As the authors describe, they started out thinking about how cloud computing has changed the needs of filesystem users, and ended up blending ideas from distributed systems and from version control to arrive at their project:
Ori is a file system that manages user data in a modern setting where users have multiple devices and wish to access files everywhere, synchronize data, recover from disk failure, access old versions, and share data. The key to satisfying these needs is keeping and replicating file system history across devices, which is now practical as storage space has outpaced both wide-area network (WAN) bandwidth and the size of managed data. Replication provides access to files from multiple devices. History provides synchronization and offline access. Replication and history together subsume backup by providing snapshots and avoiding any single point of failure.
The paper is fascinating, but rather chaotic: they cover a lot of ground, and do so in a hurry.
Of course, the ideas that they are building on are not new: distributed filesystems have been around for decades, version control has been around for decades, and even the idea of including version control in filesystems has been around for decades (Microsoft's Previous Versions feature was introduced in Windows Vista in 2003, if I recall correctly).
They do have some interesting new ideas about how to "graft" filesystems together, and what that might mean:
Ori is designed to facilitate file sharing.
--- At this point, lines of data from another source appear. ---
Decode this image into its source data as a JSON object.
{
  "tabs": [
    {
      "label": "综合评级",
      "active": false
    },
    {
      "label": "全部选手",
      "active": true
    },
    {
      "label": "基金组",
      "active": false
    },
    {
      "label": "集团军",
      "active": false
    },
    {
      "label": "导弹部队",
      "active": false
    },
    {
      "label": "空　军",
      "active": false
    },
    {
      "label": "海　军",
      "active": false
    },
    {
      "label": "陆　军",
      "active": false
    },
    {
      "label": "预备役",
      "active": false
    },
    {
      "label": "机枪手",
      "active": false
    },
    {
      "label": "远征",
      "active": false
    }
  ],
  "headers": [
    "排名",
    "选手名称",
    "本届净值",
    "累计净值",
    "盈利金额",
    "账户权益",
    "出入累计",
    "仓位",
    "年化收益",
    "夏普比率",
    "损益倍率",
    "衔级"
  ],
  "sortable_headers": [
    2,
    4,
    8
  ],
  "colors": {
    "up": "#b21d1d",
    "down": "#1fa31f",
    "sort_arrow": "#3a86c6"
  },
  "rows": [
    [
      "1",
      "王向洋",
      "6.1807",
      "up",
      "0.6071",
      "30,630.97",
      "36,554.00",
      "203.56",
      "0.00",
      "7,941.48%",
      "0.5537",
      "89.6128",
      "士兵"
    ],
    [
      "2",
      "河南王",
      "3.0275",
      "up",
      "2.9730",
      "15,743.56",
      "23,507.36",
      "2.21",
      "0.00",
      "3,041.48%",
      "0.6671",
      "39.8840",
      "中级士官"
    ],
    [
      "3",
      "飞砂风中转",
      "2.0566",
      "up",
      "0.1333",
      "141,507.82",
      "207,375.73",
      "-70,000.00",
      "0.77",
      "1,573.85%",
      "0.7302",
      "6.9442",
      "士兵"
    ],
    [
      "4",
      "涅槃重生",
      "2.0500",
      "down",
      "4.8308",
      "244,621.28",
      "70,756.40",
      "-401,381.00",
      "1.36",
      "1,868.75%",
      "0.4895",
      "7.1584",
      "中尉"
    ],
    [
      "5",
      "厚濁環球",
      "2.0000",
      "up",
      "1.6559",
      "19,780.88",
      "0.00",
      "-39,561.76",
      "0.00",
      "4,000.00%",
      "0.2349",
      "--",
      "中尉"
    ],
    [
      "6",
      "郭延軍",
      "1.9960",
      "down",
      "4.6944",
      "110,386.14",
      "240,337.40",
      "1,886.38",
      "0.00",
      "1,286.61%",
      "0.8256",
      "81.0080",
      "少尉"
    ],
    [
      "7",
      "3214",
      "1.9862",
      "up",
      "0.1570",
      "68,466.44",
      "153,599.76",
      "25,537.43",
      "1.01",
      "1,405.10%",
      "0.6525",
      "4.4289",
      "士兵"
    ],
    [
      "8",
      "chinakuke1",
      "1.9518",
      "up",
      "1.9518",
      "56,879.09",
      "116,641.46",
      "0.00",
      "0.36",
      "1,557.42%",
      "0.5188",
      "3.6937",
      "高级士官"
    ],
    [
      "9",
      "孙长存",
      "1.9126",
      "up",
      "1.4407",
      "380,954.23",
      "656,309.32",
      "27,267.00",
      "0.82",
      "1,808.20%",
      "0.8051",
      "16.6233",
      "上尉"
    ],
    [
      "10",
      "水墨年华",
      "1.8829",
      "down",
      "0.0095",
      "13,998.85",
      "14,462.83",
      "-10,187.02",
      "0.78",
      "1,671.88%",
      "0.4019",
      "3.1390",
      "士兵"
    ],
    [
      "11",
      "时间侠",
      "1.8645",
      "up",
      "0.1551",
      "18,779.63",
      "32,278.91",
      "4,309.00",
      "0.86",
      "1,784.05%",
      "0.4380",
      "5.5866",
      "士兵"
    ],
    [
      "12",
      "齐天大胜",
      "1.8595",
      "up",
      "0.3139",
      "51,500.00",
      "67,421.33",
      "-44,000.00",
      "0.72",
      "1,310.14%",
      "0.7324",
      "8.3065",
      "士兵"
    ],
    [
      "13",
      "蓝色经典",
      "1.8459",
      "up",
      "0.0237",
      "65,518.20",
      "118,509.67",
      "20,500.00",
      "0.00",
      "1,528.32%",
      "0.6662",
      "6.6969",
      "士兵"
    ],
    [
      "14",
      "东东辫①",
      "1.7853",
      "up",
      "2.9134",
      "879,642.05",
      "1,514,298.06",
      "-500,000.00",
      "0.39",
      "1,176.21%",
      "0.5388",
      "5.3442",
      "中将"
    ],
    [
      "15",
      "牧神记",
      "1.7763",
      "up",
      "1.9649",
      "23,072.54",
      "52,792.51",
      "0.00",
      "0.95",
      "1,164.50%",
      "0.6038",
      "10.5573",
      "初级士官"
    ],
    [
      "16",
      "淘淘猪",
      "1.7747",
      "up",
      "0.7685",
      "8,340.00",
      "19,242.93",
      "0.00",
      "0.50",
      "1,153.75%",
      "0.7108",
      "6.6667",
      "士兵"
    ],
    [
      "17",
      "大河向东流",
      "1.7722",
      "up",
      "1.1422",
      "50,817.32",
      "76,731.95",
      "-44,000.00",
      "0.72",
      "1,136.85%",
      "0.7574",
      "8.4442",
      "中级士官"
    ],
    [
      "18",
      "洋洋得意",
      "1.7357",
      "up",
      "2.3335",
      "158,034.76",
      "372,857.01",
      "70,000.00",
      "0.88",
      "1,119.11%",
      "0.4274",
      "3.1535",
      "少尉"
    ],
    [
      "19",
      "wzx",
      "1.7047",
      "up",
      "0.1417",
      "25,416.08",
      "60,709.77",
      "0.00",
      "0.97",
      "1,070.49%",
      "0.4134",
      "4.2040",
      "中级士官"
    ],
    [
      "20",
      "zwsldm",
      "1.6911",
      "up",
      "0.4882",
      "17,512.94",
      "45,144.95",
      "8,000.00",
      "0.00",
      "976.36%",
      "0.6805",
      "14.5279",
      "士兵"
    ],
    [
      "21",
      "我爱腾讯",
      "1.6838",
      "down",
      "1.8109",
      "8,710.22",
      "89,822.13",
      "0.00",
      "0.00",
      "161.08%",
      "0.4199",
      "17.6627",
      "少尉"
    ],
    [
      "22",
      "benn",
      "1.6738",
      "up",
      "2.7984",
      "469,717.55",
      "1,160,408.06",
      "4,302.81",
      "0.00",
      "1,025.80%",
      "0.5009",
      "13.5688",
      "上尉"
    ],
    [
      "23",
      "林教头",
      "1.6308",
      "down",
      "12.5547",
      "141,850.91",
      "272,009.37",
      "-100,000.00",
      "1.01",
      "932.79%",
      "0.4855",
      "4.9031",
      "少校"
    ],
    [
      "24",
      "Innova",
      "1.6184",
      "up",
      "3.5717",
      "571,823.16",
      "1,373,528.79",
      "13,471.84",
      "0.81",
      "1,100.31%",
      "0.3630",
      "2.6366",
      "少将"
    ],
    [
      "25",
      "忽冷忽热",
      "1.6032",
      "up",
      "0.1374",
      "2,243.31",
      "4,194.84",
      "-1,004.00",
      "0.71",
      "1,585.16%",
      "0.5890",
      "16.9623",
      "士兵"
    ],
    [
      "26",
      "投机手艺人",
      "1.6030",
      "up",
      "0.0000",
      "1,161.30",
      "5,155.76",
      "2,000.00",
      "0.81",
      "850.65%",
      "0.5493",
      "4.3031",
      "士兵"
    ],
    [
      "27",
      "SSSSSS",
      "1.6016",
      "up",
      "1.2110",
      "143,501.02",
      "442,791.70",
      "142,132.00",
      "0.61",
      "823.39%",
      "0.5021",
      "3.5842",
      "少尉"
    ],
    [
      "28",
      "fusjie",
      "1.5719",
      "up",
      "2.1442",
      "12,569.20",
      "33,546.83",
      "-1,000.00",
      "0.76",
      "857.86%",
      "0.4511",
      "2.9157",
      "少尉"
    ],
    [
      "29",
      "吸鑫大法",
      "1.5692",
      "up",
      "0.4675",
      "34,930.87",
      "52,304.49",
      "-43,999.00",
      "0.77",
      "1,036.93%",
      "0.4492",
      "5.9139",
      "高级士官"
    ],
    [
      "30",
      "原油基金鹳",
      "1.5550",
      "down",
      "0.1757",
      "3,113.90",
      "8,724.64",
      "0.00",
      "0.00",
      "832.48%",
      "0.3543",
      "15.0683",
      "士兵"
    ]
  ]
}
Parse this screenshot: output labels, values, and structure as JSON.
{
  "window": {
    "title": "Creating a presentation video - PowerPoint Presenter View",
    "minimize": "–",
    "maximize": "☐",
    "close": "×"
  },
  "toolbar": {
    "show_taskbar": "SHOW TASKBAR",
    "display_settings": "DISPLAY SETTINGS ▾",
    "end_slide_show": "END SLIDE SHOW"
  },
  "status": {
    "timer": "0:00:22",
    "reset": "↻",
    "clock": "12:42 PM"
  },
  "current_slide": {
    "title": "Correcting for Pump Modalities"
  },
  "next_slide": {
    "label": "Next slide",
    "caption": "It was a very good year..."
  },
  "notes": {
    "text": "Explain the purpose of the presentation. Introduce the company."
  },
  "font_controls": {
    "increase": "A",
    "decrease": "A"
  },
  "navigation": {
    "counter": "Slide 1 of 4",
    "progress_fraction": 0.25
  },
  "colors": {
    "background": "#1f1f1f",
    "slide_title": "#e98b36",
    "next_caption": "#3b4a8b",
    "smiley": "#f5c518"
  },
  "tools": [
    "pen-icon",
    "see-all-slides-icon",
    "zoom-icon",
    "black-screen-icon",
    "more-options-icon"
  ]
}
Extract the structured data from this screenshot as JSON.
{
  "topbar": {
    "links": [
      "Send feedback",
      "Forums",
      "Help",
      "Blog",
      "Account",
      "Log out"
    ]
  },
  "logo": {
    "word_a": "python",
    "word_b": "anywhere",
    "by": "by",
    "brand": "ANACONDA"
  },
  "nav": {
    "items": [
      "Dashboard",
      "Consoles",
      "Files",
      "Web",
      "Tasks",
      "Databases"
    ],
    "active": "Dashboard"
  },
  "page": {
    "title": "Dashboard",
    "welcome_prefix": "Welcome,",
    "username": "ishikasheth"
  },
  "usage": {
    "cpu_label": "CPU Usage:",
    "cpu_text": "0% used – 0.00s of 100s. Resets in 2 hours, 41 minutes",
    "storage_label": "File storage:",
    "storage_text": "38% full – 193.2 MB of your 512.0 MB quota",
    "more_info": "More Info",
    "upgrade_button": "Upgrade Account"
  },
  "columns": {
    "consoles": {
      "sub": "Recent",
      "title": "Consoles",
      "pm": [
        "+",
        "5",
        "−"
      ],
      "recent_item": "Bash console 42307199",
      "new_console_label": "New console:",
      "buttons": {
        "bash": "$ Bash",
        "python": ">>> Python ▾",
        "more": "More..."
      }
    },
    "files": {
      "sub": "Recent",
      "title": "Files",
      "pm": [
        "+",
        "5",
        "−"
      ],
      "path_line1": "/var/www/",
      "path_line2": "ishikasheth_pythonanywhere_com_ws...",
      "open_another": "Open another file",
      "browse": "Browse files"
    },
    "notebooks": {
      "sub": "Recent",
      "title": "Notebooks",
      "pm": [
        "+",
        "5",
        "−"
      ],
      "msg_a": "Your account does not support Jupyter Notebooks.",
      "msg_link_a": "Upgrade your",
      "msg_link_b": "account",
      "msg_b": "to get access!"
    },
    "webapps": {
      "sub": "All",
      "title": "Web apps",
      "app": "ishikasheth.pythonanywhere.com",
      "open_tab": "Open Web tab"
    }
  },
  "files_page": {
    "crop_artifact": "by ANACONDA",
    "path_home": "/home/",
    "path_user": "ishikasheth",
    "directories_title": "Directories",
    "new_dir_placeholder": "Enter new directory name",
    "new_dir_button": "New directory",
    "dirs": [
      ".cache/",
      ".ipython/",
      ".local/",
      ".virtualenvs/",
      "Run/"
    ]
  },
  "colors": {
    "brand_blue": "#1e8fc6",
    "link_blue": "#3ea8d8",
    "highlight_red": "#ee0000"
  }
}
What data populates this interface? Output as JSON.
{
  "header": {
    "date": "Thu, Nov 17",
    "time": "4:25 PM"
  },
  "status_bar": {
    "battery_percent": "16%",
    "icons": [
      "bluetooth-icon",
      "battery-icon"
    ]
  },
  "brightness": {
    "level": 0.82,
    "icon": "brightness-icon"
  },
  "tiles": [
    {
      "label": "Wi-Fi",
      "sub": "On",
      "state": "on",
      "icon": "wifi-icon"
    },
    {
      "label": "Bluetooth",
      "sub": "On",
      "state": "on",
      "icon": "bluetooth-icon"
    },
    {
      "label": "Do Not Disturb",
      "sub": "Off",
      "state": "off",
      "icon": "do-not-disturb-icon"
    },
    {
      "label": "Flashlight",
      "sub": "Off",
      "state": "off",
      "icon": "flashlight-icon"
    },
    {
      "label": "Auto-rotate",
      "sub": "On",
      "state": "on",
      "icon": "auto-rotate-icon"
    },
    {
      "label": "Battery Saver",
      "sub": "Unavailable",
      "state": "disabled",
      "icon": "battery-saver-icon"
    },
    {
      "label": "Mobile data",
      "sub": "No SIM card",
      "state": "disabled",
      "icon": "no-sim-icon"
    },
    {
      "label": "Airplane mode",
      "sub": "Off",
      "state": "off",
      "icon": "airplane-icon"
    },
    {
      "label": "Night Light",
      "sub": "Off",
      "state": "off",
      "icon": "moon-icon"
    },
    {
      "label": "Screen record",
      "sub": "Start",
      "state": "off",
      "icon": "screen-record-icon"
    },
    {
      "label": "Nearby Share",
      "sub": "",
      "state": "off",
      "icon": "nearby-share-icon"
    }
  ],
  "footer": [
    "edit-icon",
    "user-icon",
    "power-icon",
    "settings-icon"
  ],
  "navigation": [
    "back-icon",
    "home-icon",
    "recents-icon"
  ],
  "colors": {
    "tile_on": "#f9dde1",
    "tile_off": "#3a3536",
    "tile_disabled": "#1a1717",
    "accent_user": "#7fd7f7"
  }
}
Using a novel feature called grafts, one can copy a subtree of one file system to another file system in such a way as to preserve the file history and relationship of the two directories. Grafts can be explicitly re-synchronized in either direction, providing a facility similar to a distributed version control system *DVCS) such as Git. However, with one big difference: in a DVCS, one must decide ahead of time that a particular directory will be a repository; while in Ori, any directory can be grafted at any time. By grafting instead of copying, one can later determine whether one copy of a file contains all changes in another (a common question when files have been copied across file systems and edited in multiple places).
This idea of analyzing history and looking for evidence about the pedigree of a change is a classic Version Control topic, the sort of thing that practitioners spend all their waking hours contemplating. It's enormously powerful, but devilishly intricate in the details.
With a project like this, defined mostly as new ways to interconnect older ideas, it's all about the execution of the ideas.
The Ori team have decided to develop their implementation in the open, and have open sourced the project from their project page.
It will be interesting to follow this project and see how it develops.